伯耆街道(山陰道)の宿場町として発展した青谷は、隣接する周辺村を総称して「青屋」とも称され、鹿野往来との分岐点という交通の要衝でもあった為に、日置地域の中心地として鳥取藩の青屋御蔵や青屋御茶屋が設けられていました。
青谷の町並みは地形の影響を受けながらも、縦横の整頓された形態をしています。往時を偲ばせるような伝統的な町並みは目立つ通りには見あたりませんが、勝部川と日置川の合流点、旧山陰道(伯耆街道)や鹿野往来沿いに酒蔵を始めとした町家が数棟隠れるように残されています。
家々は赤茶色の石州瓦に漆喰の白が眩しいほどに冴えていますが、いずれも仕舞屋となっていますが、その町並みの一画に建つ小さな酒蔵、西本酒造場は一見廃業している様に見えますが今も現役で、あまりメジャーな蔵ではありませんが、女性の杜氏が醸す蔵として知られていました。蔵の創業は、元治年間(1864年)という老舗で、終戦頃までは「萬屋」を屋号としていました。

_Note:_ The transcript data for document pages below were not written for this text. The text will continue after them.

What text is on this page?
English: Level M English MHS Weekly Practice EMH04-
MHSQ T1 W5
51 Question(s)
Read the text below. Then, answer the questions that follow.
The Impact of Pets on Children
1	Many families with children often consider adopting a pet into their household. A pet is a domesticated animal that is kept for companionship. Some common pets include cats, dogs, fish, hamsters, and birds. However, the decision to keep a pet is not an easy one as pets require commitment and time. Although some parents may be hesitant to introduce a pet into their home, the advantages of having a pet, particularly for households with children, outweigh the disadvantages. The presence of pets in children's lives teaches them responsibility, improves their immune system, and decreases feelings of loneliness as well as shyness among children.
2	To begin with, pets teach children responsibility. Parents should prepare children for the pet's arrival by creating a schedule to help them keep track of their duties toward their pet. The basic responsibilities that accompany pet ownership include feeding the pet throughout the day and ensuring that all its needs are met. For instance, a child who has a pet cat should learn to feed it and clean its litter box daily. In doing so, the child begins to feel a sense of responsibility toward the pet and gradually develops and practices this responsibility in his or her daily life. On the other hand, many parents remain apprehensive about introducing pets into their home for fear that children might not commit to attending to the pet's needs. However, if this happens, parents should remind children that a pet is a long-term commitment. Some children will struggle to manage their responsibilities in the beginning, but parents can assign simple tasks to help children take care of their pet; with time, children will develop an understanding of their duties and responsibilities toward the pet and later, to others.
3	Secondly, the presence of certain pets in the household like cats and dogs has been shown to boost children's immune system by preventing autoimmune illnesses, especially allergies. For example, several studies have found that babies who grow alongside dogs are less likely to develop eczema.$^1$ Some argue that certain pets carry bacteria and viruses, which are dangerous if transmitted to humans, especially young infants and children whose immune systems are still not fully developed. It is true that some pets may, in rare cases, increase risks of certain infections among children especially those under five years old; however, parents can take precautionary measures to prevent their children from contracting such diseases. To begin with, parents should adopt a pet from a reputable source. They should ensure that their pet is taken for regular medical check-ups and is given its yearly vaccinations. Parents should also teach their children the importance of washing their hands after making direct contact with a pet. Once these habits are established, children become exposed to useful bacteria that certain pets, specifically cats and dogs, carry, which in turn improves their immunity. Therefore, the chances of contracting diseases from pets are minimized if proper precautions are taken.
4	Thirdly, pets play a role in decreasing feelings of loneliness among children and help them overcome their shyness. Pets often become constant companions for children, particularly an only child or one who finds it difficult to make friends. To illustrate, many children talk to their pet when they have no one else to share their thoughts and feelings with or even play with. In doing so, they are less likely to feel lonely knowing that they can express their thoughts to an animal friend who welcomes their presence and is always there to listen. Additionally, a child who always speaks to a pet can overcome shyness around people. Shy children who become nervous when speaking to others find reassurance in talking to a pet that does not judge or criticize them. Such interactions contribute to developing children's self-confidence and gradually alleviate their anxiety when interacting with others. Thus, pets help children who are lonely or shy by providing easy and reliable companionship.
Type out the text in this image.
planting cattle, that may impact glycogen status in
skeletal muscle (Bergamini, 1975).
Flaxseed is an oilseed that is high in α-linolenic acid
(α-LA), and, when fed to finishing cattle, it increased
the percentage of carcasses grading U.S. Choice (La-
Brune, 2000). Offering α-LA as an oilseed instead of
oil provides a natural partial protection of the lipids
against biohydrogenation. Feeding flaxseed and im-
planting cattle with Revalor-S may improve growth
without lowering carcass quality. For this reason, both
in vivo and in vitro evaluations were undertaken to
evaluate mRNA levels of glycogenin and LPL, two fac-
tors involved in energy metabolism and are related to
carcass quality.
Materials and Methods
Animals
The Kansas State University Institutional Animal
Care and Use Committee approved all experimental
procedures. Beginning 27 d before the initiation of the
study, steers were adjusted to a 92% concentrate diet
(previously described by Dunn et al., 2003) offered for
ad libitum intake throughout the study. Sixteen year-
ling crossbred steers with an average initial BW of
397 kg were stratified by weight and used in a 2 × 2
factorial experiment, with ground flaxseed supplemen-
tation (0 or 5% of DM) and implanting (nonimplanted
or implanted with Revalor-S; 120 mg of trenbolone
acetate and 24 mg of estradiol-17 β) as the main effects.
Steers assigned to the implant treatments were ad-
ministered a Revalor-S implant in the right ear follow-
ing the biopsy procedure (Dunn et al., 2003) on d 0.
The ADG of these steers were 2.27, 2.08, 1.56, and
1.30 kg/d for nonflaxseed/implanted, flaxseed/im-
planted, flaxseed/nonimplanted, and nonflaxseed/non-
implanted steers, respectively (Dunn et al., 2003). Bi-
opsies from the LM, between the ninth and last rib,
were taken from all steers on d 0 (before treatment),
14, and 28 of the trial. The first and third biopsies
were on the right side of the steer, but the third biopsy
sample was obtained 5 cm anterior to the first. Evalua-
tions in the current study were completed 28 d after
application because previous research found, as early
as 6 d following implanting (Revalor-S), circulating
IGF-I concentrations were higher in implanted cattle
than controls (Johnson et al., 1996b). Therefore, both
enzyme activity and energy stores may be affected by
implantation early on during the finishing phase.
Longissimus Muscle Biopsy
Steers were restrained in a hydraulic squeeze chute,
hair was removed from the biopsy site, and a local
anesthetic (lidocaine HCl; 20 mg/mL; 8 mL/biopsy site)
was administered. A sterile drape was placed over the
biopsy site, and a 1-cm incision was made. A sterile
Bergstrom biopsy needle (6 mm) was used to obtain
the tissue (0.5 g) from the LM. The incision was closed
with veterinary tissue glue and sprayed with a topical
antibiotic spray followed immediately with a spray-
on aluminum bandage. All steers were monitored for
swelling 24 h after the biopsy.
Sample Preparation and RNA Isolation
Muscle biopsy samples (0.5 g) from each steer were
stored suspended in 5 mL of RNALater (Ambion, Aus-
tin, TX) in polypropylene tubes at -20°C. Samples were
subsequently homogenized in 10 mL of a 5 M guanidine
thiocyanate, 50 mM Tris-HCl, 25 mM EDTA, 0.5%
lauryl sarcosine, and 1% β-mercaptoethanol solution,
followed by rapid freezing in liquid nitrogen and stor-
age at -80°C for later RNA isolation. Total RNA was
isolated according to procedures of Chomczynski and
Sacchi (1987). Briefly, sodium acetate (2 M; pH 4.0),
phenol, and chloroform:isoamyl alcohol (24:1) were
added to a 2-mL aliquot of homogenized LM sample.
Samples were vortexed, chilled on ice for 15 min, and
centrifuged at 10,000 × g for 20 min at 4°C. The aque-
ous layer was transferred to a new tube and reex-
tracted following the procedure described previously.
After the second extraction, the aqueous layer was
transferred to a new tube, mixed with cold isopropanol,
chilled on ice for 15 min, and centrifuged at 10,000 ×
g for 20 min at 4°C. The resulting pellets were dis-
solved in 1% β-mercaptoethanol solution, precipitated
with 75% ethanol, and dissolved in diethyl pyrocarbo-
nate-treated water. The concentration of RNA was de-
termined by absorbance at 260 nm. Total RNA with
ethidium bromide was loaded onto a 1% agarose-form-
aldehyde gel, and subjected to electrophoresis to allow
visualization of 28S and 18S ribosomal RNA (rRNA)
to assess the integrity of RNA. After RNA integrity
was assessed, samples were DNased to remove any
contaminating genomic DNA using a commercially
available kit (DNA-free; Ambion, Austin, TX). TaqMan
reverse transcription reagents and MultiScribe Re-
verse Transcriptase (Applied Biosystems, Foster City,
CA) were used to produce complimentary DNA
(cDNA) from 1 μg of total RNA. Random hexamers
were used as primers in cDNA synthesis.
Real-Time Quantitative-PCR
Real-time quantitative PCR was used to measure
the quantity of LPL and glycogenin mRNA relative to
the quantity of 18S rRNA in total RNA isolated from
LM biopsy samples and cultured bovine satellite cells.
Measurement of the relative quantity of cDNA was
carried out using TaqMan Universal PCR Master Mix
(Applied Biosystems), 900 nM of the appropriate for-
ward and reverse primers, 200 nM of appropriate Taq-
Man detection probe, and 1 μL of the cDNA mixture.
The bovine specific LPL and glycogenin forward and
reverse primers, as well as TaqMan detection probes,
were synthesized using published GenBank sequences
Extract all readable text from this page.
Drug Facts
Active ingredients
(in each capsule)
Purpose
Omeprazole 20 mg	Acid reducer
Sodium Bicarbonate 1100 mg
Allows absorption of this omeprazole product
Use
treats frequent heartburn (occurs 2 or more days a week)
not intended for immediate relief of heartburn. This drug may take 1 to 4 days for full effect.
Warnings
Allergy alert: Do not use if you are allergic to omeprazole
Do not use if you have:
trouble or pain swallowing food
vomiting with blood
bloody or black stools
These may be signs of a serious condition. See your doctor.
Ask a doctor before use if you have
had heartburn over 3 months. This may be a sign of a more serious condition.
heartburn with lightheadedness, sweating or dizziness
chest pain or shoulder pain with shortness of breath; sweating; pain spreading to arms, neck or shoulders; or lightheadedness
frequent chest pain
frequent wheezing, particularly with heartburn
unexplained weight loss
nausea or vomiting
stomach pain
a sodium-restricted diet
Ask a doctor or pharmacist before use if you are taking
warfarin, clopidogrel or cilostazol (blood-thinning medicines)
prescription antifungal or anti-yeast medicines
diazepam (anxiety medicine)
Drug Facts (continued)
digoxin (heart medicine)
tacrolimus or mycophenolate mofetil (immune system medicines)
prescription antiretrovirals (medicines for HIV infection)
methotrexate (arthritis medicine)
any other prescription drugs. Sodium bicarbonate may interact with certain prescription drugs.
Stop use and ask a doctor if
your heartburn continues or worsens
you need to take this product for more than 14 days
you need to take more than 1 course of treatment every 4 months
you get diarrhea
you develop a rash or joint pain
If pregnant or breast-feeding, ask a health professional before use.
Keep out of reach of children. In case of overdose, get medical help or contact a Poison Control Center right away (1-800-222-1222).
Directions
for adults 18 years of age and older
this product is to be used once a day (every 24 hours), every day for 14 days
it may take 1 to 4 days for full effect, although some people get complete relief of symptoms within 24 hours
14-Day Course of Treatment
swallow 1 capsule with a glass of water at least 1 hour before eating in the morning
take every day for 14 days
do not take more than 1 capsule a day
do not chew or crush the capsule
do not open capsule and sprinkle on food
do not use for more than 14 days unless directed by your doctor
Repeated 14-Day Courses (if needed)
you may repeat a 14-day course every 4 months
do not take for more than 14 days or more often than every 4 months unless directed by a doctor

青屋町と言えば、知る人ぞ知る鳥取県を代表する銘酒「日置桜」のある町です。「日置桜」の山根酒造場はJR山陰本線を越え、農村地帯が広がる日置川を遡った郊外の小さな集落大坪地区にひっそりと佇んでいます。
この日置地域が古くから和紙生産の中心地でした。和紙も木綿も江戸時代に発展したもので、当時の青屋商人松田屋吉右衛門が大阪商人との取引があったと言うことで、鳥取藩の命により大坂方面への販路開拓に尽力し、藩の財政を支えたのです。
山根酒造場は明治20創業の小さな蔵元ですが、こだわりの酒造りが数々の受賞を生みその名を県外に多く知られる事になりました。青谷という無名な町を盛り立てる全国区な銘柄は、先の青谷商人に重なるものがあります。